Question

My question is with respect to PS3-1E7. The solution appears to be missing entirely. Does anyone see something I'm missing or know where the solution might be found. Thanks.

Answer 1

Here is the problem and where the solution ought to be.

Answer 2

The asterisk means there is no solution available.

Answer 3

But a solution for 1E7 is as follows.

Formulate a general method for finding the distance between two skew lines.

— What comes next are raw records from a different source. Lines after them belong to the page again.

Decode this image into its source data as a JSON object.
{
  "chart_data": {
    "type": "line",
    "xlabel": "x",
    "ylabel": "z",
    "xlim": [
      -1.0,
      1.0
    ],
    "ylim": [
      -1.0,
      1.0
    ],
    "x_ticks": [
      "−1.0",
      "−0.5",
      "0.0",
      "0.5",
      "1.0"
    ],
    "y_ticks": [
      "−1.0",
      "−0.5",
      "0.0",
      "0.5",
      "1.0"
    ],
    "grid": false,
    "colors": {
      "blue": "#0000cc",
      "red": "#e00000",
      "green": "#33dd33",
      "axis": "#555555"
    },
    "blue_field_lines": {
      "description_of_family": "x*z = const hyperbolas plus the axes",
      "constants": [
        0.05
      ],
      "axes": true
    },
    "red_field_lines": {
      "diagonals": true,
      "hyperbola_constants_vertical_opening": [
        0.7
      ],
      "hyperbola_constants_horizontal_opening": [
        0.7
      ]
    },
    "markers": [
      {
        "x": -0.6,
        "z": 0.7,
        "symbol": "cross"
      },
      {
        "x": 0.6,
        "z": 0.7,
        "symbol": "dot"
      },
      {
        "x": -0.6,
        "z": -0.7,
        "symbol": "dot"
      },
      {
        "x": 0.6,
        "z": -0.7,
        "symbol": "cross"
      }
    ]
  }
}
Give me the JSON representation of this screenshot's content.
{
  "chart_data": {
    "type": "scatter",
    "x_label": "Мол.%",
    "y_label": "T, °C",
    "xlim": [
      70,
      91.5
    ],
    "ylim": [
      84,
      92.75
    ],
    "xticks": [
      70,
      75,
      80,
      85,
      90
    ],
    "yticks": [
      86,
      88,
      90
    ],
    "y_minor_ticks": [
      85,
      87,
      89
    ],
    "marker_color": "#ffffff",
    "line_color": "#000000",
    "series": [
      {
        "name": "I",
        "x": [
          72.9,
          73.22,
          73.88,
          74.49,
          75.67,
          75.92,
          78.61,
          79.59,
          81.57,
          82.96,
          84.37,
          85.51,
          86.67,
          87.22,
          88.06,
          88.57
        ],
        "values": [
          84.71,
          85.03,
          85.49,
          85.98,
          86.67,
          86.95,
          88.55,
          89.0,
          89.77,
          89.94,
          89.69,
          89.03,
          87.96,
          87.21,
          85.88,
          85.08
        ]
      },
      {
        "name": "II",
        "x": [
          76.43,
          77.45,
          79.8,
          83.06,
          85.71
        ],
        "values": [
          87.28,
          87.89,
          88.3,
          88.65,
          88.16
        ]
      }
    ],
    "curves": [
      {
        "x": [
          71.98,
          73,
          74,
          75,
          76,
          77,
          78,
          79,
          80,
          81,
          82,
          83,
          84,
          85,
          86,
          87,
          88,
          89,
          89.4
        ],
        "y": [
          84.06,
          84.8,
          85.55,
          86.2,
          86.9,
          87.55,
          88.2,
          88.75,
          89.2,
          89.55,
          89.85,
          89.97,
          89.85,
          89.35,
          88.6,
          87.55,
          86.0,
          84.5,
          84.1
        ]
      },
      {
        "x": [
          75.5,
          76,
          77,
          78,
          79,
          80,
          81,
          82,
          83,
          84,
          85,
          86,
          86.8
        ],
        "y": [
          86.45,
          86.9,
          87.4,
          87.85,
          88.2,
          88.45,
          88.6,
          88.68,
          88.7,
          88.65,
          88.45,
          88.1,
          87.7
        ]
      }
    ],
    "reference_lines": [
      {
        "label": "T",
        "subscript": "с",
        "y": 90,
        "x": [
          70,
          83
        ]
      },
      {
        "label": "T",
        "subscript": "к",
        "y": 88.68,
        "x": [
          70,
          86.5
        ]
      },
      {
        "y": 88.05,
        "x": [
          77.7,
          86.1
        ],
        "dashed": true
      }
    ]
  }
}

The formula for a line in space i.e. 3D, is
\[ P= P_0 + t \vec{V} \]
where P0 is a point on the line, V is a "direction vector" and t is a scalar that lets us move along the line.

Given two lines
\[ P= P_1 + t \vec{V_1} \\ P= P_2 + t \vec{V_2}\]
the shortest distance between the two lines is on a line perpendicular to both directions vectors, namely
\[ \vec{N}= \vec{V_1}\times \vec{V_2}\]
and make this vector unit length:
\[ \hat{N}= \frac{\vec{V_1}\times \vec{V_2}}{|\vec{V_1}\times \vec{V_2}|}\]
next, create a vector from line 1 to line 2 (by using a point in each line): \( P_2-P_1\)

Answer 4

the distance d is
\[ d = |(P_2-P_1) \cdot \hat{N} |\]
we take the absolute value to guarantee positive values